I understand that it is less compelling to the average Joe the plumber, but I think that in an intellectual sense, the Room 306 scenario disproves Utilitarianism regardless of the likelihood of the event.
Truth is truth, regardless of it’s “force”. Truth remains to be true regardless of how compelling it is.
July 19th, 2011 | 6:34 pm | #11
“Hypothetical or not, truth does not becomes any less true when applied to the real world.”
My point is that outrageous hypotheticals don’t happen in the real world. I’m not against using examples to try to outline a philosophical problem, but if the hypothetical is absurd then it fails to give real life ground (the whole point of an example) to the issue being addressed.
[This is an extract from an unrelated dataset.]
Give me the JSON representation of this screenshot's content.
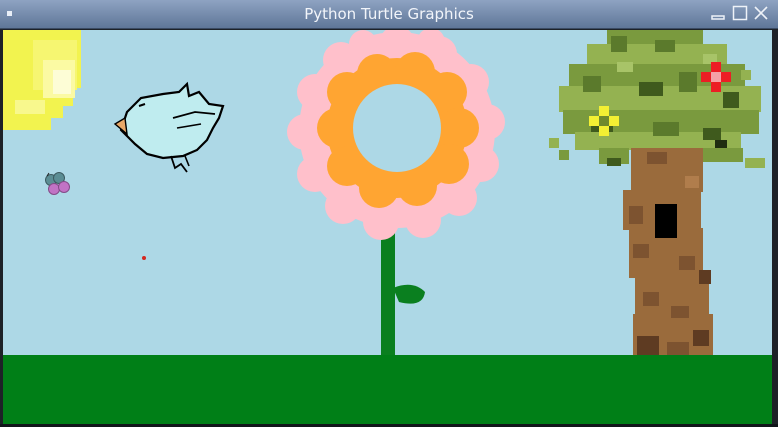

“If this event were to happen, which is could, it would mean that utilitarianism is false.”
Even though I think utilitarianism is utterly false, I don’t think I can logically accept that proposition. One example does not prove an entire philosophy wrong. One example is usually indicative of a larger series of problems; the example itself does not condemn the entire philosophy.
July 25th, 2011 | 3:06 pm | #12
“It seems that his argument could be summarized like this:
[1] Good and evil depend on the experience of conscious minds.
[2] Conscious minds are natural phenomena.
[3]Therefore, good and evil can be understood through science.”
And the problem with this is that if all morality is is the “experience of conscious minds” then why should I care about it. A “morality” that doesn’t create an obligation to adhere to its precepts isn’t morality. It’s simply some natural hard wiring of our brains that has no authority over me or anyone else. The idea that experiance or evolution or any natural process can explain morality is very mistaken. It doesn’t explain morality, it explains it away. Natural processes create instincts not obligations. I’m as free to ignore this kind of “morality” as I am to ignore any other instinct I choose. That certainly isn’t morality.